一柄長劍從虛空中刺出,然后劃出一個圓圈,然后殷無意推著夏真便是來到了救贖之地大主教的房間之中。
這是一間無法透進半點陽光的房間,但卻一點都不昏暗,房間之中擺放這各種名貴的夜光石,數量之多其價值之昂貴即便是法蘭克家族見到都會為之咋舌。
大主教約翰十三世坐在一張華貴的黃金椅子之中,他的胸部沒有一點起伏,他的眼眶深深的凹陷下去,他的皮膚枯槁如同皮革,看上去仿佛一具剛從石棺之中拖出來的木乃伊一般。
“地獄道?”夏真卻是一點都不驚訝的說:“看來我們來的時機并不對。”
“不,他已經從地獄道中回來了。”殷無意話音未落,約翰十三世的皮膚開始變得充盈,他的眼眶慢慢的凸了起來,撐起了眼皮令其看上去不再那么的令人汗毛倒立,跟著他的胸部也漸漸的起伏,開始有了呼吸。
“你們可是知道這里是禁區?”約翰十三世的聲音低沉而嘶啞,仿佛好幾天滴水未沾似的。
“對于將死之人來說這個世界上并沒有什么禁區。”夏真回應。
約翰十三世睜開了眼睛,他的瞳孔是亮藍色的,而且毫無疑問閃動著如同白熾燈一般的光芒,他認真的打量了夏真好一會兒方才長嘆的說:“夏易天啊,你的子孫看來又要走了一個,而我這個老人家卻依舊在六道之中不死不生,永墮輪回中受苦。說罷,你還有多少天的是壽命?你來這里找我又有什么后事要交待的?”
夏真說:“夜豪是你我所選定的人。”
“是你選定的人,我不過只是遵從夏易天的囑托給予你們皇家所選定的人給予最大程度的支持,但這五百年來已經有太多的人向我引薦過所謂能夠改變人類未來的天才,但最終這些天才沒有一人給人類帶來了真正的未來。
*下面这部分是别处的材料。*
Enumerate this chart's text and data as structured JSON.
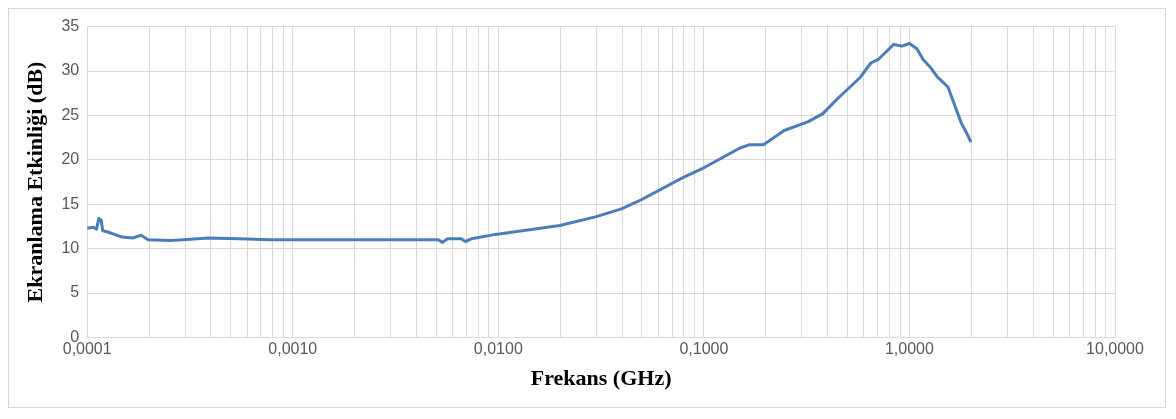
{
  "chart_data": {
    "type": "line",
    "xlabel": "Frekans (GHz)",
    "ylabel": "Ekranlama Etkinliği (dB)",
    "log": "x",
    "grid": true,
    "legend": false,
    "marker": "none",
    "line_style": "solid",
    "xlim": [
      0.0001,
      10
    ],
    "ylim": [
      0,
      35
    ],
    "yticks": [
      0,
      5,
      10,
      15,
      20,
      25,
      30,
      35
    ],
    "xticks": [
      {
        "value": 0.0001,
        "label": "0,0001"
      },
      {
        "value": 0.0002,
        "label": null
      },
      {
        "value": 0.0003,
        "label": null
      },
      {
        "value": 0.0004,
        "label": null
      },
      {
        "value": 0.0005,
        "label": null
      },
      {
        "value": 0.0006,
        "label": null
      },
      {
        "value": 0.0007,
        "label": null
      },
      {
        "value": 0.0008,
        "label": null
      },
      {
        "value": 0.0009,
        "label": null
      },
      {
        "value": 0.001,
        "label": "0,0010"
      },
      {
        "value": 0.002,
        "label": null
      },
      {
        "value": 0.003,
        "label": null
      },
      {
        "value": 0.004,
        "label": null
      },
      {
        "value": 0.005,
        "label": null
      },
      {
        "value": 0.006,
        "label": null
      },
      {
        "value": 0.007,
        "label": null
      },
      {
        "value": 0.008,
        "label": null
      },
      {
        "value": 0.009,
        "label": null
      },
      {
        "value": 0.01,
        "label": "0,0100"
      },
      {
        "value": 0.02,
        "label": null
      },
      {
        "value": 0.03,
        "label": null
      },
      {
        "value": 0.04,
        "label": null
      },
      {
        "value": 0.05,
        "label": null
      },
      {
        "value": 0.06,
        "label": null
      },
      {
        "value": 0.07,
        "label": null
      },
      {
        "value": 0.08,
        "label": null
      },
      {
        "value": 0.09,
        "label": null
      },
      {
        "value": 0.1,
        "label": "0,1000"
      },
      {
        "value": 0.2,
        "label": null
      },
      {
        "value": 0.3,
        "label": null
      },
      {
        "value": 0.4,
        "label": null
      },
      {
        "value": 0.5,
        "label": null
      },
      {
        "value": 0.6,
        "label": null
      },
      {
        "value": 0.7,
        "label": null
      },
      {
        "value": 0.8,
        "label": null
      },
      {
        "value": 0.9,
        "label": null
      },
      {
        "value": 1,
        "label": "1,0000"
      },
      {
        "value": 2,
        "label": null
      },
      {
        "value": 3,
        "label": null
      },
      {
        "value": 4,
        "label": null
      },
      {
        "value": 5,
        "label": null
      },
      {
        "value": 6,
        "label": null
      },
      {
        "value": 7,
        "label": null
      },
      {
        "value": 8,
        "label": null
      },
      {
        "value": 9,
        "label": null
      },
      {
        "value": 10,
        "label": "10,0000"
      }
    ],
    "series": [
      {
        "color": "#4a7ebb",
        "x": [
          0.0001,
          0.000107,
          0.000111,
          0.000114,
          0.000117,
          0.000119,
          0.000125,
          0.000148,
          0.000167,
          0.000183,
          0.000198,
          0.000254,
          0.000293,
          0.000387,
          0.000547,
          0.00077,
          0.00173,
          0.0037,
          0.0051,
          0.00535,
          0.00567,
          0.0066,
          0.0069,
          0.0074,
          0.0097,
          0.0199,
          0.03,
          0.04,
          0.0496,
          0.079,
          0.1,
          0.149,
          0.167,
          0.195,
          0.246,
          0.322,
          0.379,
          0.457,
          0.514,
          0.577,
          0.649,
          0.705,
          0.773,
          0.839,
          0.92,
          1.0,
          1.087,
          1.165,
          1.265,
          1.37,
          1.54,
          1.65,
          1.79,
          1.9,
          1.99
        ],
        "values": [
          12.3,
          12.4,
          12.2,
          13.4,
          13.2,
          12.0,
          11.9,
          11.3,
          11.2,
          11.5,
          11.0,
          10.9,
          11.0,
          11.2,
          11.1,
          11.0,
          11.0,
          11.0,
          11.0,
          10.7,
          11.1,
          11.1,
          10.8,
          11.1,
          11.6,
          12.6,
          13.6,
          14.5,
          15.5,
          18.0,
          19.1,
          21.3,
          21.7,
          21.7,
          23.3,
          24.3,
          25.2,
          27.1,
          28.2,
          29.3,
          30.9,
          31.3,
          32.2,
          33.0,
          32.8,
          33.1,
          32.5,
          31.3,
          30.4,
          29.3,
          28.2,
          26.3,
          24.1,
          23.0,
          22.0
        ]
      }
    ]
  }
}
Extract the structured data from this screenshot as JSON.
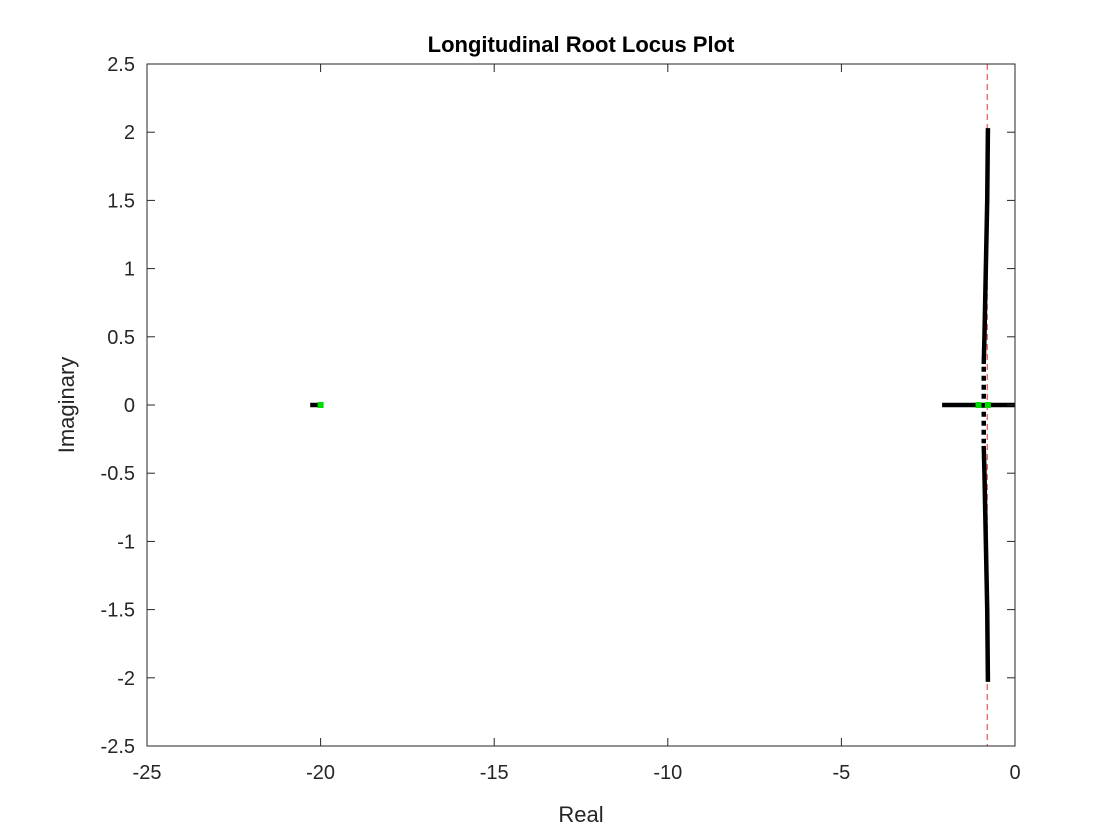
{
  "chart_data": {
    "type": "scatter",
    "title": "Longitudinal Root Locus Plot",
    "xlabel": "Real",
    "ylabel": "Imaginary",
    "xlim": [
      -25,
      0
    ],
    "ylim": [
      -2.5,
      2.5
    ],
    "xticks": [
      -25,
      -20,
      -15,
      -10,
      -5,
      0
    ],
    "yticks": [
      -2.5,
      -2,
      -1.5,
      -1,
      -0.5,
      0,
      0.5,
      1,
      1.5,
      2,
      2.5
    ],
    "xtick_labels": [
      "-25",
      "-20",
      "-15",
      "-10",
      "-5",
      "0"
    ],
    "ytick_labels": [
      "-2.5",
      "-2",
      "-1.5",
      "-1",
      "-0.5",
      "0",
      "0.5",
      "1",
      "1.5",
      "2",
      "2.5"
    ],
    "grid": false,
    "box": true,
    "series": [
      {
        "kind": "locus",
        "color": "#000000",
        "segments": [
          [
            [
              -0.78,
              2.03
            ],
            [
              -0.8,
              1.5
            ],
            [
              -0.84,
              1.0
            ],
            [
              -0.88,
              0.5
            ],
            [
              -0.9,
              0.3
            ]
          ],
          [
            [
              -0.78,
              -2.03
            ],
            [
              -0.8,
              -1.5
            ],
            [
              -0.84,
              -1.0
            ],
            [
              -0.88,
              -0.5
            ],
            [
              -0.9,
              -0.3
            ]
          ],
          [
            [
              -2.1,
              0
            ],
            [
              -1.0,
              0
            ]
          ],
          [
            [
              -0.75,
              0
            ],
            [
              0,
              0
            ]
          ],
          [
            [
              -20.3,
              0
            ],
            [
              -19.95,
              0
            ]
          ]
        ],
        "dotted_segments": [
          [
            [
              -0.9,
              0.28
            ],
            [
              -0.9,
              -0.28
            ]
          ]
        ]
      },
      {
        "kind": "markers",
        "color": "#00dd00",
        "points": [
          [
            -1.05,
            0
          ],
          [
            -0.78,
            0
          ],
          [
            -20.0,
            0
          ]
        ]
      }
    ],
    "reference_line": {
      "x": -0.8,
      "color": "#e03030",
      "style": "dashed"
    }
  }
}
古神依舊在高維的世界之中貪婪的索取著水晶,降低著自己熵,而我們人類依舊在藍天區內自相殘殺,忘卻了顯而易見的悲慘未來。”約翰十三世一副居高臨下的樣子看著夏真說:“既然你提出來了,那么對于夜豪你有什么要交代的。”
“我之前的皇帝許多人擁有著天縱之資,天才過人,我夏真自認同這些先皇相比較確實是不中用。梅花王朝在我的手上依舊陷入議會和朝廷的斗爭之中,內部依然在內耗,而這種內耗到現在我都不知道如何應對,甚至在石匠公會和兄弟會的操縱下有越演越烈的姿態。”夏真長嘆的說:“我無法應付他們,所謂先帝交托下來的王朝三大難我是根本無計可施。”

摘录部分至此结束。